On May 3, 2018, a purported class action complaint, Marion Diagnostic Center, LLC, et al. v. Becton, Dickinson, and Co., et al., Case No. 3:18-cv-010509, was filed in the U.S. District Court for the Southern District of Illinois against Becton, Dickinson, and Co. (“Becton”); Premier, Inc. (“Premier”), Vizient, Inc. (“Vizient”), Cardinal Health, Inc. (“Cardinal”), Owens & Minor Inc. (“O&M”), Henry Schein, Inc., and Unnamed Becton Distributor Co-Conspirators. The complaint alleges that the defendants entered into a vertical conspiracy to force health care providers into long-term exclusionary contracts that restrain trade in the nationwide markets for conventional and safety syringes and safety IV catheters and inflate the prices of certain Becton products to above-competitive levels. The named plaintiffs seek to represent three separate classes consisting of all health care providers that purchased (i) Becton’s conventional syringes, (ii) Becton’s safety syringes, or (iii) Becton’s safety catheters directly from Becton, Premier, Vizient, Cardinal, O&M or Henry Schein on or after May 3, 2014. The complaint asserts a single count under Section 1 of the Sherman Act, and seeks equitable relief, treble damages, reasonable attorneys’ fees and costs and expenses, and pre-judgment and post-judgment interest.

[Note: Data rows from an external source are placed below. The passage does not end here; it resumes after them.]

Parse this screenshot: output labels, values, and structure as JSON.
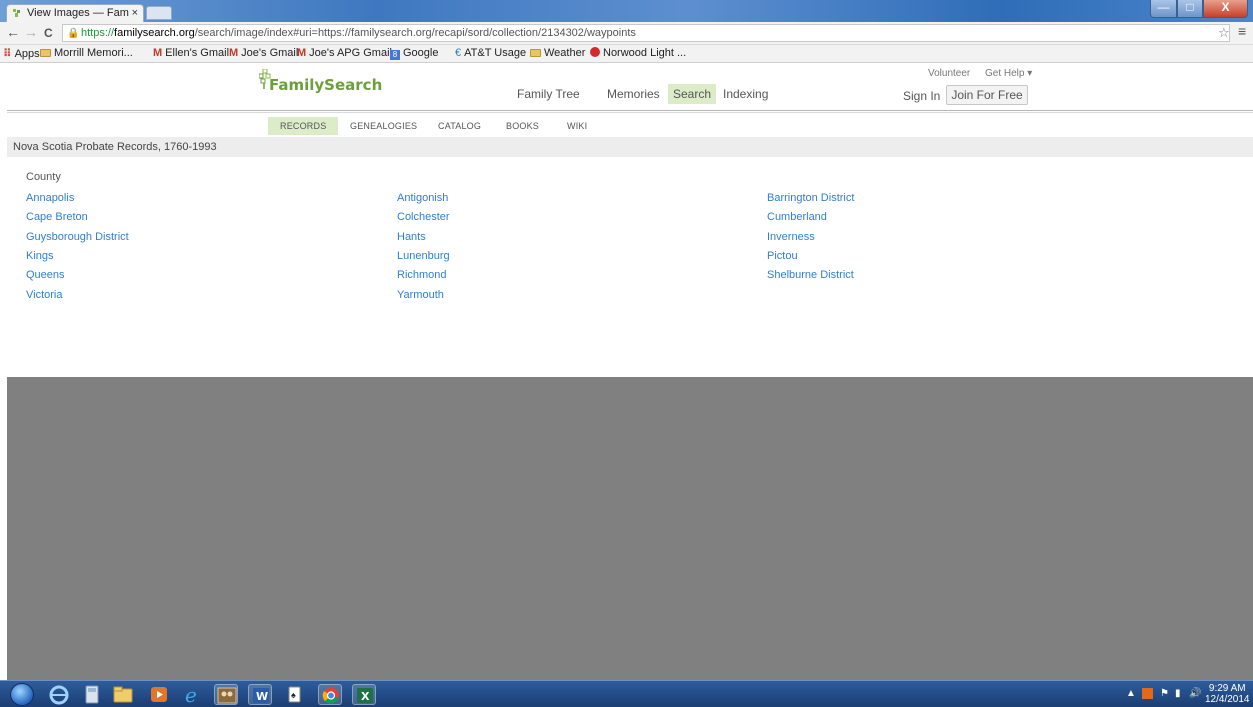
{
  "browser": {
    "tab_title": "View Images — Fam",
    "tab_close": "×",
    "win_min": "—",
    "win_max": "□",
    "win_close": "X",
    "back": "←",
    "forward": "→",
    "reload": "C",
    "url_scheme": "https://",
    "url_host": "familysearch.org",
    "url_path": "/search/image/index#uri=https://familysearch.org/recapi/sord/collection/2134302/waypoints",
    "star": "☆",
    "menu": "≡",
    "bookmarks": [
      {
        "label": "Apps",
        "icon": "apps-icon"
      },
      {
        "label": "Morrill Memori...",
        "icon": "folder-icon"
      },
      {
        "label": "Ellen's Gmail",
        "icon": "gmail-icon"
      },
      {
        "label": "Joe's Gmail",
        "icon": "gmail-icon"
      },
      {
        "label": "Joe's APG Gmail",
        "icon": "gmail-icon"
      },
      {
        "label": "Google",
        "icon": "google-icon"
      },
      {
        "label": "AT&T Usage",
        "icon": "att-icon"
      },
      {
        "label": "Weather",
        "icon": "folder-icon"
      },
      {
        "label": "Norwood Light ...",
        "icon": "norwood-icon"
      }
    ]
  },
  "site": {
    "logo": "FamilySearch",
    "nav": [
      "Family Tree",
      "Memories",
      "Search",
      "Indexing"
    ],
    "nav_selected": "Search",
    "volunteer": "Volunteer",
    "get_help": "Get Help ▾",
    "sign_in": "Sign In",
    "join": "Join For Free",
    "subnav": [
      "RECORDS",
      "GENEALOGIES",
      "CATALOG",
      "BOOKS",
      "WIKI"
    ],
    "subnav_selected": "RECORDS",
    "accent_color": "#dcebc8",
    "link_color": "#2f7fd1"
  },
  "collection": {
    "title": "Nova Scotia Probate Records, 1760-1993",
    "heading": "County",
    "counties": [
      [
        "Annapolis",
        "Antigonish",
        "Barrington District"
      ],
      [
        "Cape Breton",
        "Colchester",
        "Cumberland"
      ],
      [
        "Guysborough District",
        "Hants",
        "Inverness"
      ],
      [
        "Kings",
        "Lunenburg",
        "Pictou"
      ],
      [
        "Queens",
        "Richmond",
        "Shelburne District"
      ],
      [
        "Victoria",
        "Yarmouth"
      ]
    ]
  },
  "taskbar": {
    "apps": [
      "ie-old-icon",
      "calculator-icon",
      "explorer-icon",
      "media-player-icon",
      "internet-explorer-icon",
      "photos-icon",
      "word-icon",
      "solitaire-icon",
      "chrome-icon",
      "excel-icon"
    ],
    "time": "9:29 AM",
    "date": "12/4/2014"
  }
}
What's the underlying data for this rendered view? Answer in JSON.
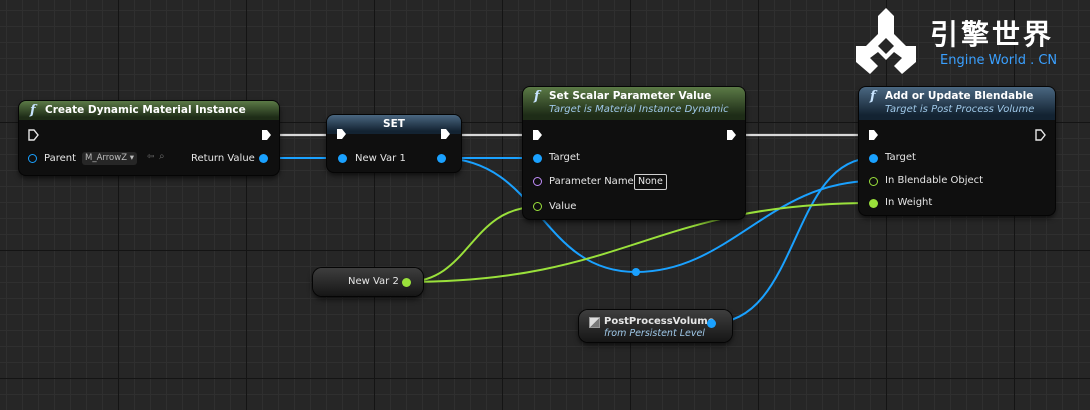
{
  "logo": {
    "title": "引擎世界",
    "subtitle": "Engine World . CN"
  },
  "nodes": {
    "create_material": {
      "title": "Create Dynamic Material Instance",
      "parent_label": "Parent",
      "parent_value": "M_ArrowZ",
      "return_label": "Return Value"
    },
    "set": {
      "title": "SET",
      "var_label": "New Var 1"
    },
    "set_scalar": {
      "title": "Set Scalar Parameter Value",
      "subtitle": "Target is Material Instance Dynamic",
      "target_label": "Target",
      "param_name_label": "Parameter Name",
      "param_name_value": "None",
      "value_label": "Value"
    },
    "add_blendable": {
      "title": "Add or Update Blendable",
      "subtitle": "Target is Post Process Volume",
      "target_label": "Target",
      "blendable_label": "In Blendable Object",
      "weight_label": "In Weight"
    },
    "new_var2": {
      "label": "New Var 2"
    },
    "post_process": {
      "label": "PostProcessVolume",
      "sublabel": "from Persistent Level"
    }
  },
  "colors": {
    "exec_wire": "#d9d9d9",
    "object_wire": "#1aa1ff",
    "float_wire": "#9ae13b",
    "name_pin": "#c18dfb",
    "logo_accent": "#3aa0ff"
  }
}
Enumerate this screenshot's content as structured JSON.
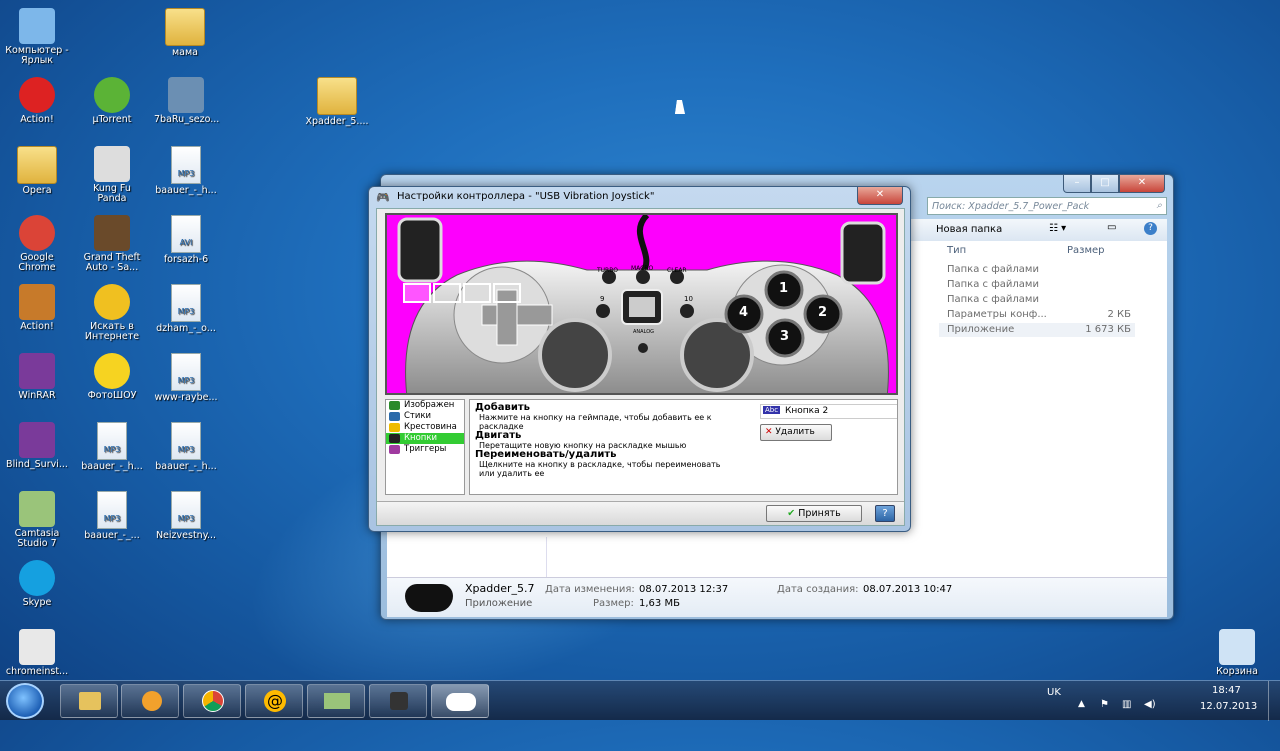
{
  "desktop": {
    "icons": [
      {
        "label": "Компьютер - Ярлык"
      },
      {
        "label": "мама"
      },
      {
        "label": "Action!"
      },
      {
        "label": "µTorrent"
      },
      {
        "label": "7baRu_sezo..."
      },
      {
        "label": "Xpadder_5...."
      },
      {
        "label": "Opera"
      },
      {
        "label": "Kung Fu Panda"
      },
      {
        "label": "baauer_-_h..."
      },
      {
        "label": "Google Chrome"
      },
      {
        "label": "Grand Theft Auto - Sa..."
      },
      {
        "label": "forsazh-6"
      },
      {
        "label": "Action!"
      },
      {
        "label": "Искать в Интернете"
      },
      {
        "label": "dzham_-_o..."
      },
      {
        "label": "WinRAR"
      },
      {
        "label": "ФотоШОУ"
      },
      {
        "label": "www-raybe..."
      },
      {
        "label": "Blind_Survi..."
      },
      {
        "label": "baauer_-_h..."
      },
      {
        "label": "baauer_-_h..."
      },
      {
        "label": "Camtasia Studio 7"
      },
      {
        "label": "baauer_-_..."
      },
      {
        "label": "Neizvestny..."
      },
      {
        "label": "Skype"
      },
      {
        "label": "chromeinst..."
      },
      {
        "label": "Корзина"
      }
    ],
    "mp3_tag": "MP3",
    "avi_tag": "AVI"
  },
  "explorer": {
    "search_placeholder": "Поиск: Xpadder_5.7_Power_Pack",
    "new_folder": "Новая папка",
    "col_type": "Тип",
    "col_size": "Размер",
    "rows": [
      {
        "type": "Папка с файлами",
        "size": ""
      },
      {
        "type": "Папка с файлами",
        "size": ""
      },
      {
        "type": "Папка с файлами",
        "size": ""
      },
      {
        "type": "Параметры конф...",
        "size": "2 КБ"
      },
      {
        "type": "Приложение",
        "size": "1 673 КБ"
      }
    ],
    "details": {
      "name": "Xpadder_5.7",
      "type": "Приложение",
      "modified_label": "Дата изменения:",
      "modified": "08.07.2013 12:37",
      "size_label": "Размер:",
      "size": "1,63 МБ",
      "created_label": "Дата создания:",
      "created": "08.07.2013 10:47"
    }
  },
  "dialog": {
    "title": "Настройки контроллера - \"USB Vibration Joystick\"",
    "pad_labels": {
      "turbo": "TURBO",
      "macro": "MACRO",
      "clear": "CLEAR",
      "nine": "9",
      "ten": "10",
      "analog": "ANALOG",
      "b1": "1",
      "b2": "2",
      "b3": "3",
      "b4": "4"
    },
    "menu": [
      "Изображен",
      "Стики",
      "Крестовина",
      "Кнопки",
      "Триггеры"
    ],
    "help": [
      {
        "h": "Добавить",
        "t": "Нажмите на кнопку на геймпаде, чтобы добавить ее к раскладке"
      },
      {
        "h": "Двигать",
        "t": "Перетащите новую кнопку на раскладке мышью"
      },
      {
        "h": "Переименовать/удалить",
        "t": "Щелкните на кнопку в раскладке, чтобы переименовать или удалить ее"
      }
    ],
    "name_value": "Кнопка 2",
    "delete": "Удалить",
    "accept": "Принять",
    "help_btn": "?"
  },
  "taskbar": {
    "lang": "UK",
    "time": "18:47",
    "date": "12.07.2013"
  }
}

On June 15, 2018, an amended complaint was filed asserting the same allegations against the same parties and adding McKesson Medical-Surgical, Inc. as a defendant. On November 30, 2018, the District Court granted defendants’ motion to dismiss and entered a final judgment, dismissing plaintiffs’ complaint with prejudice. On December 27, 2018, plaintiffs appealed the District Court’s decision to the Seventh Circuit Court of Appeals. The parties argued the appeal on September 27, 2019 and are currently awaiting the Seventh Circuit’s ruling.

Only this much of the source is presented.